The ban is expected to hit the export and trade of meat and leather.
The rules also prohibit certain practices that are "cruel" to animals, including painting of horns and putting ornaments or decorative materials on them.
The rules define cattle as a bovine animal including bulls, bullocks, cows, buffaloes, steers, heifers and calves and camels.
In a case filed by Gauri Maulekhi, the Supreme Court had passed an order dated July 13, 2015 directing the framing of guidelines to prevent animals from being smuggled out of the country for the Gadhimai Festival in Nepal, where large-scale animal sacrifice took place.
The apex court had constituted a committee under thechairmanship of the Director General (DG), Sashastra Seema Bal (SSB). The committee had put forward certain suggestions, including measures to curb trans-boundary cattle smuggling.

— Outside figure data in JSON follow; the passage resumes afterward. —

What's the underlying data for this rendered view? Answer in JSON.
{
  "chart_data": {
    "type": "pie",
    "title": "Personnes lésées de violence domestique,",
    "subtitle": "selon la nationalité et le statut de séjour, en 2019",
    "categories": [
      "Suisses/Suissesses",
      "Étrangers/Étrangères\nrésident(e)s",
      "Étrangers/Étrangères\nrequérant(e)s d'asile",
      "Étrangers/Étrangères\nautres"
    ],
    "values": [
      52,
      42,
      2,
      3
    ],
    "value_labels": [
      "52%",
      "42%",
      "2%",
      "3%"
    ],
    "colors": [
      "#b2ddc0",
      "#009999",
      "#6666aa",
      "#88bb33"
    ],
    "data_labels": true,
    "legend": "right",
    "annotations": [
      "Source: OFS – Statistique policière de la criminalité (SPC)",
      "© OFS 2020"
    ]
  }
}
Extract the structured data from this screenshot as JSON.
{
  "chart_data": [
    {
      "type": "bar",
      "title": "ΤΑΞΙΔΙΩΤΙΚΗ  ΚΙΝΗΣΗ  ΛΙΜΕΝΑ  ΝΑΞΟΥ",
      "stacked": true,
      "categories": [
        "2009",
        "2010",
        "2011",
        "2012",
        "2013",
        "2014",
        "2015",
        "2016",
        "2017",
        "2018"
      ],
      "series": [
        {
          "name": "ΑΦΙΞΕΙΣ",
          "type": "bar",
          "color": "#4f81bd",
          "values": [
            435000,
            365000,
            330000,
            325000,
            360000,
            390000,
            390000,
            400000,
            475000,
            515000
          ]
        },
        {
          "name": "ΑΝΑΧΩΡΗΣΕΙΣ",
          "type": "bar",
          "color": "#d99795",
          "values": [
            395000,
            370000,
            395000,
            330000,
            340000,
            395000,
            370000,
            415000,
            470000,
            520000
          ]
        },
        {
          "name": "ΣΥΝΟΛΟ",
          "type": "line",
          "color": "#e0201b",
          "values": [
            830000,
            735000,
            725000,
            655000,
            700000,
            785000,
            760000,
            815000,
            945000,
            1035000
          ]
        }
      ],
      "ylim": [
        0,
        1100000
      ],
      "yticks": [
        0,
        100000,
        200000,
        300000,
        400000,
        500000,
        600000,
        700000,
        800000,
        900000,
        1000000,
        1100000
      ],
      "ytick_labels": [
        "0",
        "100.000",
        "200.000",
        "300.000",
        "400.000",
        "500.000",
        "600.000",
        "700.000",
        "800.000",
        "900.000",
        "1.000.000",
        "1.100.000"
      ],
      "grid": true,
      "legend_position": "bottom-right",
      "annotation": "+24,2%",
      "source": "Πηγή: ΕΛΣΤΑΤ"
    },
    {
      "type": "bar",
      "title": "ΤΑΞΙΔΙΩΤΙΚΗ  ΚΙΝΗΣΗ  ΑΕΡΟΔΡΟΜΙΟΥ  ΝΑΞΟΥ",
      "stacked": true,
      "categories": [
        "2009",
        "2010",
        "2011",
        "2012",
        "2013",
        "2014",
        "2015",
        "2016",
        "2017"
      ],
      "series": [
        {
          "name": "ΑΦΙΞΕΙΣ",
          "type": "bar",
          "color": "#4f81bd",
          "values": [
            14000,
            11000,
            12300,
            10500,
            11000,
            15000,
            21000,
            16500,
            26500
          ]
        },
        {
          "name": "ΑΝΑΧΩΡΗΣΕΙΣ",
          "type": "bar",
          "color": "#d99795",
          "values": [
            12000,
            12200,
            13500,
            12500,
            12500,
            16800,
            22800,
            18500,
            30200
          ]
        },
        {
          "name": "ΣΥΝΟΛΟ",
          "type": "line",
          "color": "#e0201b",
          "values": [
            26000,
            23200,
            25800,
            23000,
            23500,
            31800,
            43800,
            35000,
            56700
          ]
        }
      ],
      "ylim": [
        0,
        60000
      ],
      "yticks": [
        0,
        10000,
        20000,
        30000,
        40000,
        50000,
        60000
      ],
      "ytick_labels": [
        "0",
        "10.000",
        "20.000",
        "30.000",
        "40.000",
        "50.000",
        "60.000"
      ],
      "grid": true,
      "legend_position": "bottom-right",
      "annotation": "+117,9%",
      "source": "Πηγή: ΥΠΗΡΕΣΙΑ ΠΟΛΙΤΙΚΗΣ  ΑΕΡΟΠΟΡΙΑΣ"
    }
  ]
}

The Supreme Court had also directed that the rules regarding livestock markets and case property animals be notified.
On July 12, 2016, the apex court, in its final order, had directed the Environment Ministry to frame rules under Section 38 of the Prevention of Cruelty to Animals Act, 1960.
Subsequently, the Animal Welfare Board of India had prepared the draft rules, incorporating all the suggestions put forward by the Supreme Court.
The Draft Prevention of Cruelty to Animals (Regulation of Livestock Markets) Rules, 2017 was notified on January 16, inviting objections and suggestions within 30 days.
Altogether, 13 representations were received regarding the rules which were duly examined and the suggestions incorporated, the ministry said. The rules were finally notified on May 23.